What is the reason for this unexpected volte-face and does it signal a permanent mutation? Three decades of perhaps the fastest economic growth in human history is creating a large middle-class, something that China did not inherit from a colonial past – India is the obvious counter example. The burgeoning middle class, first and most important, is numerically huge, numbering in the tens of millions already, perhaps more than a hundred million depending on the criteria one employs. These people are educated, an increasing number own a flat or a car, and have acquired the self-confidence and values universal to this class. China also has ancient traditions of community self-help which decades of communism conflated with socialistic economic and ideological practices. The combination of wealth, mobility and community responsiveness unleashed a flood of civilian intervention after the earthquake. The government, stretched to the limit, even if fearful of public mobilisation, was prevented by the imperatives of the situation from attempting to subordinate independent initiatives to its own dictates.

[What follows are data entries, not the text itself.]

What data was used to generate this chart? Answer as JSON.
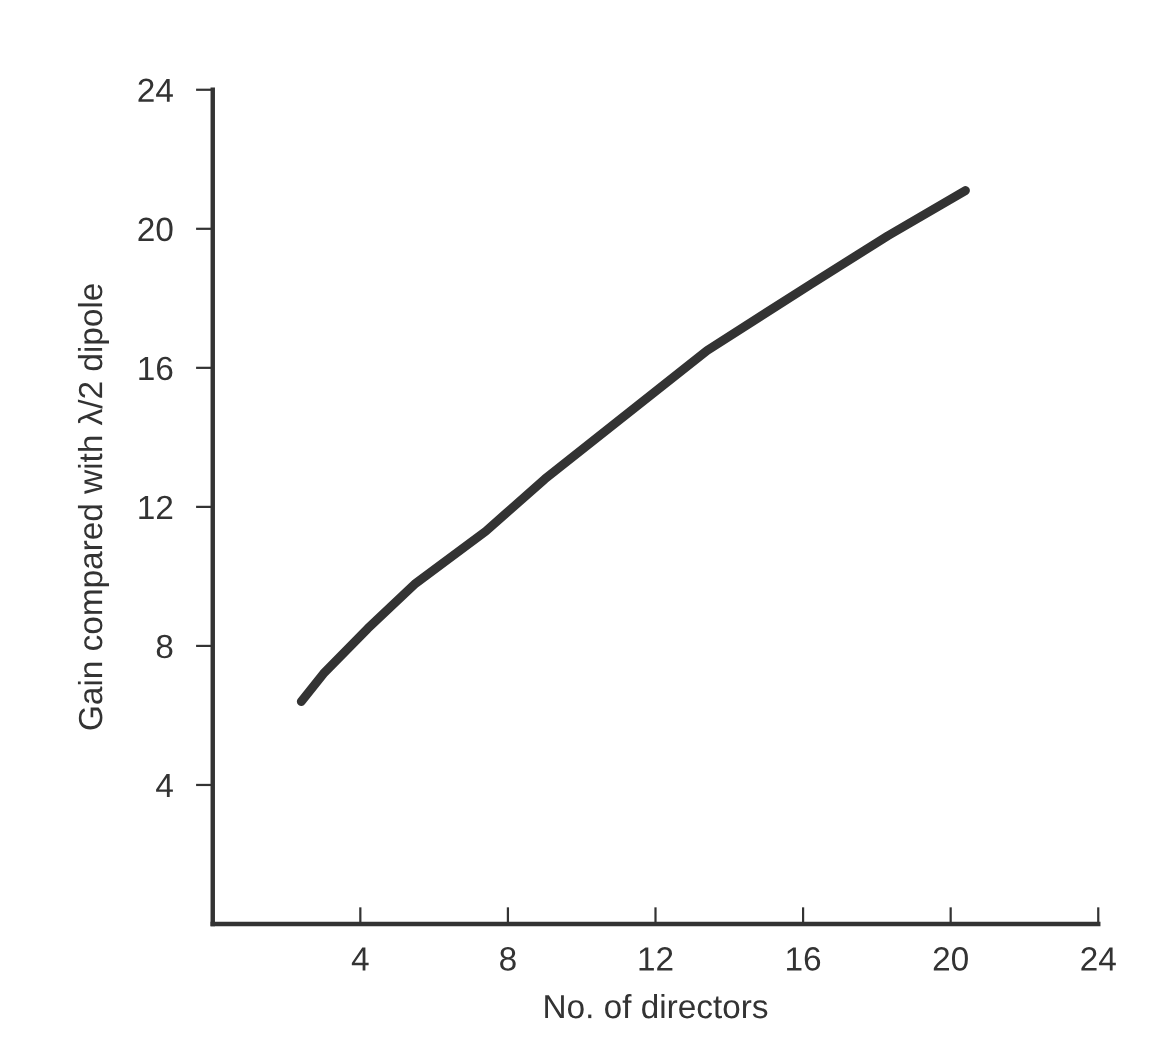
{
  "chart_data": {
    "type": "line",
    "xlabel": "No. of directors",
    "ylabel": "Gain compared with λ/2 dipole",
    "series": [
      {
        "color": "#333333",
        "x": [
          2.4,
          3,
          4.2,
          5.5,
          7.4,
          9,
          10.9,
          13.4,
          16.2,
          18.3,
          20.4
        ],
        "values": [
          6.4,
          7.2,
          8.5,
          9.8,
          11.3,
          12.8,
          14.4,
          16.5,
          18.4,
          19.8,
          21.1
        ]
      }
    ],
    "xlim": [
      0,
      24
    ],
    "ylim": [
      0,
      24
    ],
    "xticks": [
      4,
      8,
      12,
      16,
      20,
      24
    ],
    "yticks": [
      4,
      8,
      12,
      16,
      20,
      24
    ],
    "grid": false,
    "legend": false,
    "marker": "none",
    "line_style": "solid"
  }
}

Can the genie be put back in the bottle?

Processes of economic development have created concomitant social changes that have been maturing for a long time; these elements burst out and manifested themselves as civilian involvements to meet urgent unexpected needs. That is to say, the earthquake acted as a trigger for the release of latent potential. The state in China is still very much a semi-Stalinist affair; it is authoritarian and fearful of rival centres of power and though it is changing to allow space for a more open economy and to accommodate more assertive social classes, its monopoly of power remains largely intact. Fulan gong for example is a fairly harmless sect that likes to do its Tai chi exercises and practice cult like observances. It is non-political and seems to be no challenge to the state. However, it is very large and well organised and this is a threat to the control freak mentality of the one party state; the CCP is in no mood to dilute its monopoly of power. The arguments with the Vatican about who appoints Bishops and the reluctance to deal with the Dalai Lama and his "government" in exile, spring from similar apprehensions.

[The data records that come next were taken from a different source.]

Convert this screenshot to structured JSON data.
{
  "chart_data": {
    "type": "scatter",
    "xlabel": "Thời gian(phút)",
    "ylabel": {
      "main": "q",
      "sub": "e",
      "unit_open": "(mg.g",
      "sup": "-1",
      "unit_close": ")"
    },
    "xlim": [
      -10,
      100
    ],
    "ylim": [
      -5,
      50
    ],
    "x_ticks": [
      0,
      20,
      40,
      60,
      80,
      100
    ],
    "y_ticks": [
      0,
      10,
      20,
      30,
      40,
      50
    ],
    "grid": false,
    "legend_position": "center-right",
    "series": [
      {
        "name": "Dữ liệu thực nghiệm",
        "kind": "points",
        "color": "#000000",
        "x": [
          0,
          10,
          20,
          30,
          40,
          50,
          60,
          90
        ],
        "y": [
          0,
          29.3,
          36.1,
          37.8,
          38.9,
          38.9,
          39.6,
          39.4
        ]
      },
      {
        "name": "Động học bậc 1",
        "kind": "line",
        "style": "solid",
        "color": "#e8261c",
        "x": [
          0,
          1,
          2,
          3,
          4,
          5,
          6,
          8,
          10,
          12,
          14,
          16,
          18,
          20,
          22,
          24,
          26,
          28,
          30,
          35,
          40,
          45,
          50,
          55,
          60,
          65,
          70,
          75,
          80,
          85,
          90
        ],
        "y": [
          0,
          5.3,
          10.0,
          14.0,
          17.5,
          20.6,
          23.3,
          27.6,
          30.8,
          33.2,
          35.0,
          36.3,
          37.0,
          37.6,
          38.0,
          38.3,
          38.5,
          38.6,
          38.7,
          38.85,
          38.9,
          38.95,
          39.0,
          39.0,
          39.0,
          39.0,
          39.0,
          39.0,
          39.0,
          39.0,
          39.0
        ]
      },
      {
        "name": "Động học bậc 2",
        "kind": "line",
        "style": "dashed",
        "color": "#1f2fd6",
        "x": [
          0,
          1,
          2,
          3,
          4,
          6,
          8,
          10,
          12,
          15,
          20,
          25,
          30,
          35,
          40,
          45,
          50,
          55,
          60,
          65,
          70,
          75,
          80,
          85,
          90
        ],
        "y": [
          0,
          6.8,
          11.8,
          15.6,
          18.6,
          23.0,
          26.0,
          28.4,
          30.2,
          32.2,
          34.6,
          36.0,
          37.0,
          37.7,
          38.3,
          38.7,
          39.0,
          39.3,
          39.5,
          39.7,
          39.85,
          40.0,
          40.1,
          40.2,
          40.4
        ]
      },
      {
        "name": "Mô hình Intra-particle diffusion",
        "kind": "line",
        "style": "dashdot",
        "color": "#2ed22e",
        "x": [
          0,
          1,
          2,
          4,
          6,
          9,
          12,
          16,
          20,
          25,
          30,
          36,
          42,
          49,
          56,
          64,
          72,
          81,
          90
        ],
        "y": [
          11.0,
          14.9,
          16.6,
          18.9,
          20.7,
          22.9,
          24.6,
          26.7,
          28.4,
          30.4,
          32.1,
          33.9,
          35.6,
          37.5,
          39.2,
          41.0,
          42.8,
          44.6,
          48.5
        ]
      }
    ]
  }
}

So will this brief spring of openness be abandoned once the dust settles on the earthquake debris and will the genie of tolerance be bottled up again? For several reasons I think it will not be easy. The clout of the new social forces is not going to ebb away. These people have been asserting themselves for a while – the earthquake aftermath was just an exceptional manifestation - and their influence will continue to grow; the CCP will have to adapt. The Olympics is also putting pressure on Beijing to maintain a more open society in allowing the flow of information, and the bad press about Tibet, which has been astutely contained by playing on the earthquake, could turn awkward again.

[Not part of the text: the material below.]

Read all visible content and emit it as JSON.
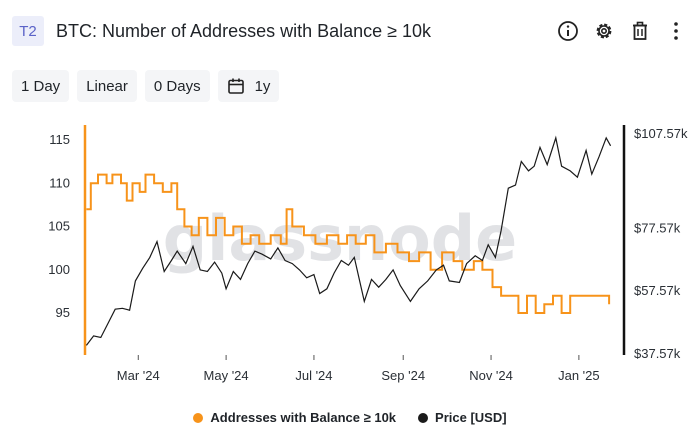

The most ugly aspect, however, is only just raising its head. Right now the priority still is responding to the emergency, but a huge backlash regarding the collapse of school buildings is developing. Hundreds of schools collapsed and tens of thousands of students were crushed to death while other neighbouring structures stood or suffered limited damage. Corrupt provincial government and party functionaries made big money winking at shoddy construction, hand in glove with rogue contractors. Parents are now on the warpath, officials and regional party bosses are being rebuked, anger is pouring out. The leaders in Beijing cannot avoid the fallout, by trying to pass the blame to lower orders; top leaders will be impaled.

Of course the controlling bureaucracy will fight back, journalist and Internet freedom is not going to flower tomorrow (but thank you, they don’t hack their journalists for chop suey), and NGOs are not going to bloom like a hundred flowers. Nevertheless, this time I reckon the genie is going to stay out of the bottle, and the fellow is going to run the merry devil in the corridors of power. Good!